When real estate prices rise faster than wages, it can be difficult to save up the down payment for a house. Especially if you’re also paying rent for your current one. And then there are closing costs, which you may have to pay in cash, borrow, or ask the seller to cover.
Accelerate your savings
If you purchase a median priced home in the US (about $265,000 as of this writing), and could save $300 a month, it would take 14 years to come up with 20% down.
Fortunately, there are mortgages that allow you to get in the door with as little as 3% down, or even zero if you qualify for VA or USDA home loans. And you may be able to save more with a few budgetary tweaks.
As you work on getting your finances in shape to buy your first home, consider these important tips.
Pay off high interest debt first
While saving a down payment for a house may be your priority, paying off high interest debt could help you reach your goal faster. Debt consolidation loans may help you erase that debt faster and at a lower interest rate. (As of this writing, average personal loan interest rates run about % lower than average credit card rates.)
Related: Why Should You Consolidate Debt?
Set up a targeted savings account
Saving for any goal is immensely easier when you take the time to set up a targeted savings account. You’re less likely to accidentally spend money when you separate your savings from your checking.
When searching for a new account to open, keep in mind that many online banks offer high yield savings accounts with no fees. When you keep your savings separate and put it in an interest-bearing account, it’s easier to watch it grow over time.
Also consider making your savings automatic — as in, set up automatic bank transfers on payday or on a specific day of the month. Making your savings automatic will ensure you don’t get so bogged down by other responsibilities that you forget to save each month.
Related: Personal Loan Interest Rates (And How to Pay Less)
Lower your expenses
Also try to lower your monthly expenses if you can. Doing so will free up extra money you can use to buy your first home.
We recommend tracking your spending from prior months so you can see where your money is going — and which areas you may be spending the most in. Look for low-hanging fruit or overspending that may be the easiest to cut. You may be spending more than you realize on dining out or groceries, for example. Or maybe you’re spending more than you dreamed on movies and entertainment, online shopping, or purchases made for convenience.
Whatever spending categories are plaguing your budget the most, look for ways to cut your spending so you can save more money each month.
Pick up a side hustle
Also consider finding a way to earn more money, then taking those extra funds and designating them for a down payment for a house. You may be able to pick up overtime or more hours at work, for example.
When budgeting for your down payment, set a time limit so your extra work has a purpose, and so that you can remind yourself after a tough day that it’s only temporary.
If not, consider working part-time during evenings or weekends, or picking up a side hustle you can do during your free time. Many people choose to driver for Uber or Lyft, tutor children online, or complete tasks through a platform like TaskRabbit.com in order to earn more money, and you can be one of them.
Ask for a gift
You may be able to use “gifted” money toward a down payment for a house with a conventional mortgage, a VA loan, or an FHA home loan. However, there are some rules and restrictions that govern how much gifted money you can use as a down payment, and under what terms. For example, you can typically use gifted funds for a down payment with a VA loan or FHA loan provided you have a credit score of 620 or higher.
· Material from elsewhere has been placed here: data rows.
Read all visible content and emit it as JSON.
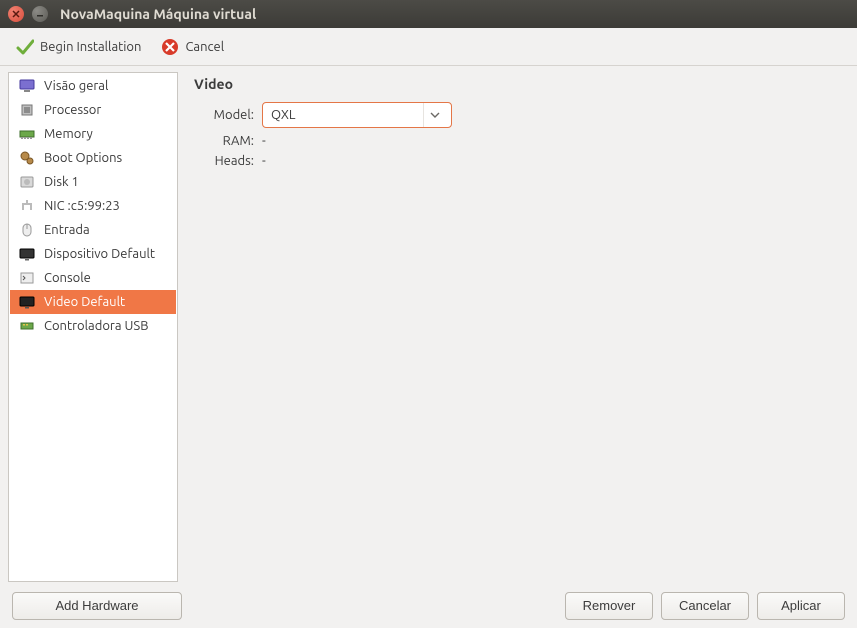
{
  "window": {
    "title": "NovaMaquina Máquina virtual"
  },
  "toolbar": {
    "begin_install": "Begin Installation",
    "cancel": "Cancel"
  },
  "sidebar": {
    "items": [
      {
        "label": "Visão geral",
        "icon": "monitor-icon"
      },
      {
        "label": "Processor",
        "icon": "cpu-icon"
      },
      {
        "label": "Memory",
        "icon": "ram-icon"
      },
      {
        "label": "Boot Options",
        "icon": "gears-icon"
      },
      {
        "label": "Disk 1",
        "icon": "disk-icon"
      },
      {
        "label": "NIC :c5:99:23",
        "icon": "nic-icon"
      },
      {
        "label": "Entrada",
        "icon": "mouse-icon"
      },
      {
        "label": "Dispositivo Default",
        "icon": "display-device-icon"
      },
      {
        "label": "Console",
        "icon": "console-icon"
      },
      {
        "label": "Video Default",
        "icon": "video-icon",
        "selected": true
      },
      {
        "label": "Controladora USB",
        "icon": "usb-icon"
      }
    ],
    "add_hardware": "Add Hardware"
  },
  "details": {
    "section_title": "Video",
    "model_label": "Model:",
    "model_value": "QXL",
    "ram_label": "RAM:",
    "ram_value": "-",
    "heads_label": "Heads:",
    "heads_value": "-"
  },
  "footer": {
    "remove": "Remover",
    "cancel": "Cancelar",
    "apply": "Aplicar"
  }
}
If family members want to help you buy your first home, gifting down payment funds is a great way to do it. However, you may never know who is willing to contribute unless you ask.
Be a better borrower
Another important step you can take as you save the down payment for a home is working hard to improve your credit score. If you’re able to move the needle and get your credit score in the “very good” range or better (typically any FICO score of 740 or higher), it’s possible you’ll qualify for a home loan with the lowest interest rate and best terms available.
No matter what you do, don’t sit back and hope that a down payment arrives on your doorstep — or that the money will somehow save itself. If you want to buy your first home and save up the down payment for a house, you have some work to do. The sooner you get started, the better off you’ll be.